I think there's an opportunity to write a fast package in Julia that would also be readable and hackable. I've put together working code in the package MolecularIntegrals.jl [4], which is much faster than the pure python code. But it's still slower than Libint or Libcint.
Like I said, I have fairly decent Julia code in [5] (see the HGP.jl file). To make this code as fast as it is, I've read through and checked everything in the Julia Performance Tips page and @ChrisRackauckas 7 Julia Gotchas and How to Handle Them blog post.
I'd love to have advice on how improve the performance the code. The best algorithms in common use make use of recurrence relations [5] to generate integrals for higher angular momentum basis functions in terms of the lower angular momentum integrals, which are ultimate worked on in terms of incomplete error functions. These methods involve a certain amount of irregular memory access, which is one of the things that I believe has required the use of code generation in C/C++.

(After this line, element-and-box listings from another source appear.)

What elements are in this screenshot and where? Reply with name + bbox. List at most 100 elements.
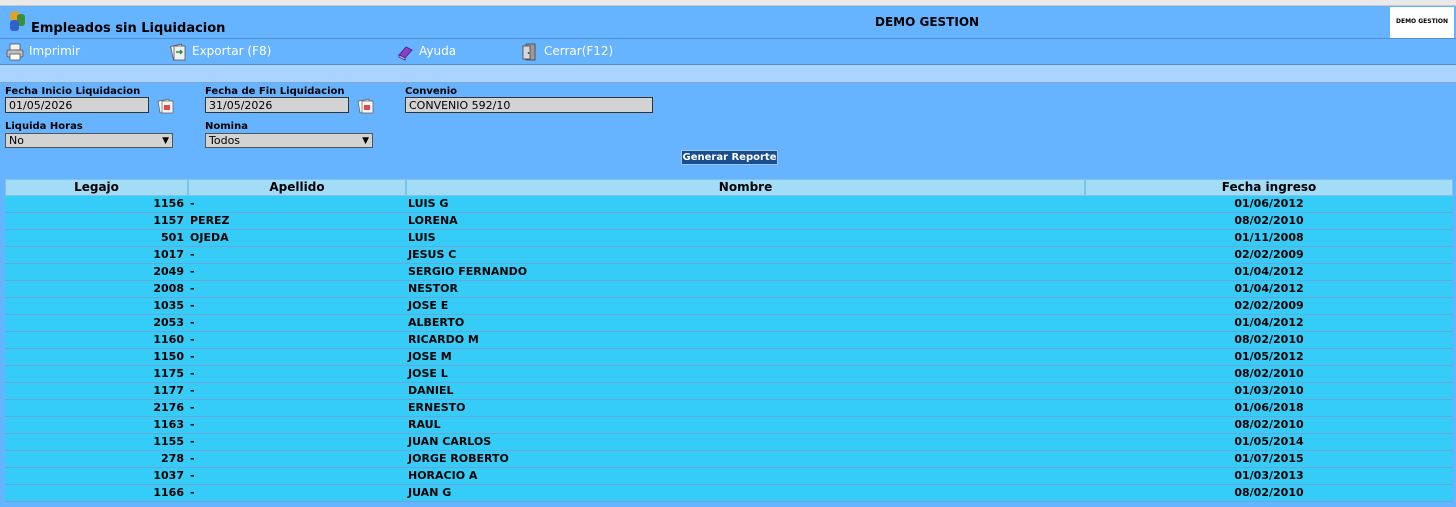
table-row[interactable]: 2053- ALBERTO 01/04/2012 — [5, 315, 1453, 332]
cell-apellido: - — [190, 384, 195, 397]
cell-nombre: JOSE L — [408, 367, 448, 380]
table-row[interactable]: 1160- RICARDO M 08/02/2010 — [5, 332, 1453, 349]
table-row[interactable]: 1017- JESUS C 02/02/2009 — [5, 247, 1453, 264]
cell-apellido: - — [190, 265, 195, 278]
cell-nombre: RAUL — [408, 418, 441, 431]
liquida-horas-value: No — [9, 134, 24, 147]
convenio-field[interactable] — [405, 97, 653, 113]
liquida-horas-label: Liquida Horas — [5, 121, 83, 132]
table-row[interactable]: 2049- SERGIO FERNANDO 01/04/2012 — [5, 264, 1453, 281]
printer-icon — [6, 43, 24, 61]
cell-nombre: SERGIO FERNANDO — [408, 265, 528, 278]
cell-legajo: 1150 — [153, 350, 184, 363]
cell-apellido: - — [190, 316, 195, 329]
end-date-field[interactable] — [205, 97, 349, 113]
cell-nombre: HORACIO A — [408, 469, 478, 482]
cell-apellido: - — [190, 486, 195, 499]
toolbar: Imprimir Exportar (F8) Ayuda Cerrar(F12) — [0, 39, 1456, 65]
cell-nombre: ALBERTO — [408, 316, 465, 329]
employees-table: Legajo Apellido Nombre Fecha ingreso 115… — [5, 179, 1453, 502]
cell-fecha-ingreso: 02/02/2009 — [1234, 248, 1304, 261]
table-body: 1156- LUIS G 01/06/2012 1157 PEREZ LORENA 08/0… — [5, 196, 1453, 502]
cell-nombre: JUAN CARLOS — [408, 435, 492, 448]
generate-report-button[interactable]: Generar Reporte — [681, 150, 778, 165]
brand-logo-text: DEMO GESTION — [1395, 18, 1449, 25]
cell-legajo: 1156 — [153, 197, 184, 210]
cell-fecha-ingreso: 01/04/2012 — [1234, 265, 1304, 278]
brand-logo: DEMO GESTION — [1390, 7, 1454, 38]
cell-legajo: 1035 — [153, 299, 184, 312]
cell-nombre: LUIS G — [408, 197, 449, 210]
chevron-down-icon: ▼ — [162, 136, 169, 146]
filter-panel: Fecha Inicio Liquidacion Fecha de Fin Li… — [0, 83, 1456, 507]
column-header-legajo[interactable]: Legajo — [5, 179, 188, 196]
table-row[interactable]: 1155- JUAN CARLOS 01/05/2014 — [5, 434, 1453, 451]
cell-fecha-ingreso: 08/02/2010 — [1234, 214, 1304, 227]
table-row[interactable]: 1035- JOSE E 02/02/2009 — [5, 298, 1453, 315]
cell-fecha-ingreso: 08/02/2010 — [1234, 418, 1304, 431]
export-icon — [170, 43, 186, 61]
cell-nombre: JORGE ROBERTO — [408, 452, 509, 465]
cell-apellido: - — [190, 197, 195, 210]
table-row[interactable]: 1156- LUIS G 01/06/2012 — [5, 196, 1453, 213]
table-row[interactable]: 1163- RAUL 08/02/2010 — [5, 417, 1453, 434]
nomina-label: Nomina — [205, 121, 248, 132]
nomina-select[interactable]: Todos ▼ — [205, 133, 373, 148]
cell-legajo: 2176 — [153, 401, 184, 414]
cell-legajo: 2049 — [153, 265, 184, 278]
table-row[interactable]: 501 OJEDA LUIS 01/11/2008 — [5, 230, 1453, 247]
table-row[interactable]: 1037- HORACIO A 01/03/2013 — [5, 468, 1453, 485]
cell-apellido: OJEDA — [190, 231, 229, 244]
cell-fecha-ingreso: 01/06/2012 — [1234, 197, 1304, 210]
title-bar: Empleados sin Liquidacion DEMO GESTION D… — [0, 6, 1456, 39]
table-row[interactable]: 2176- ERNESTO 01/06/2018 — [5, 400, 1453, 417]
cell-fecha-ingreso: 08/02/2010 — [1234, 333, 1304, 346]
cell-nombre: DANIEL — [408, 384, 454, 397]
table-row[interactable]: 2008- NESTOR 01/04/2012 — [5, 281, 1453, 298]
liquida-horas-select[interactable]: No ▼ — [5, 133, 173, 148]
start-date-field[interactable] — [5, 97, 149, 113]
column-header-apellido[interactable]: Apellido — [188, 179, 406, 196]
cell-legajo: 278 — [161, 452, 184, 465]
cell-legajo: 1037 — [153, 469, 184, 482]
table-row[interactable]: 278- JORGE ROBERTO 01/07/2015 — [5, 451, 1453, 468]
convenio-label: Convenio — [405, 86, 458, 97]
cell-fecha-ingreso: 01/04/2012 — [1234, 316, 1304, 329]
cell-apellido: - — [190, 435, 195, 448]
end-date-label: Fecha de Fin Liquidacion — [205, 86, 345, 97]
column-header-fecha-ingreso[interactable]: Fecha ingreso — [1085, 179, 1453, 196]
cell-nombre: LUIS — [408, 231, 436, 244]
column-header-nombre[interactable]: Nombre — [406, 179, 1085, 196]
cell-apellido: - — [190, 469, 195, 482]
cell-fecha-ingreso: 01/03/2010 — [1234, 384, 1304, 397]
cell-nombre: RICARDO M — [408, 333, 479, 346]
cell-nombre: LORENA — [408, 214, 458, 227]
close-label: Cerrar(F12) — [544, 44, 614, 58]
table-row[interactable]: 1150- JOSE M 01/05/2012 — [5, 349, 1453, 366]
app-logo-icon — [10, 11, 25, 31]
export-label: Exportar (F8) — [192, 44, 272, 58]
cell-fecha-ingreso: 01/05/2014 — [1234, 435, 1304, 448]
help-label: Ayuda — [419, 44, 457, 58]
cell-fecha-ingreso: 01/06/2018 — [1234, 401, 1304, 414]
table-row[interactable]: 1177- DANIEL 01/03/2010 — [5, 383, 1453, 400]
table-row[interactable]: 1166- JUAN G 08/02/2010 — [5, 485, 1453, 502]
cell-legajo: 1155 — [153, 435, 184, 448]
cell-fecha-ingreso: 01/11/2008 — [1234, 231, 1304, 244]
cell-legajo: 1017 — [153, 248, 184, 261]
print-label: Imprimir — [29, 44, 81, 58]
table-row[interactable]: 1157 PEREZ LORENA 08/02/2010 — [5, 213, 1453, 230]
table-row[interactable]: 1175- JOSE L 08/02/2010 — [5, 366, 1453, 383]
cell-legajo: 1177 — [153, 384, 184, 397]
cell-apellido: - — [190, 248, 195, 261]
cell-nombre: JOSE M — [408, 350, 452, 363]
exit-door-icon — [522, 43, 536, 61]
table-header: Legajo Apellido Nombre Fecha ingreso — [5, 179, 1453, 196]
cell-legajo: 1160 — [153, 333, 184, 346]
cell-apellido: - — [190, 299, 195, 312]
cell-legajo: 1175 — [153, 367, 184, 380]
cell-apellido: - — [190, 350, 195, 363]
calendar-icon[interactable] — [357, 97, 375, 115]
cell-apellido: PEREZ — [190, 214, 230, 227]
calendar-icon[interactable] — [157, 97, 175, 115]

I believe there are still performance gains to be had, because the head to head timing of my code against those C/C++ libraries shows that the Julia code is still 5-10 times slower.
I have done a lot of profiling. A typical case is shown below:
Most of the time is taken by the
vrr
routine, and most of that time is taken computing the boys_array_gamma
function.
One of the things that puzzles me is that macros like @inbounds
and @avx
that people regularly use to speed code if anything slow down my code.
I've written some hand-optimized Julia code in the HGPgen.jl file that produces Julia files code that don't have any loops or conditionals. That code used to be much faster, but after the last round of performance improvements, especially using @code_warntype, the regular Julia code is now faster. But I'm keeping the generated code around since that approach is so important in the C/C++ integral libraries.
References [1] Libint: high-performance library for computing Gaussian integrals in quantum mechanics [2] General GTO integrals for quantum chemistry [3] PyQuante [4] MolecularIntegrals.jl [5] A method for two-electron Gaussian integral and integral derivative evaluation using recurrence relations. Martin Head-Gordon and John A. Pople. JCP, 89 (9), 5777, 1988.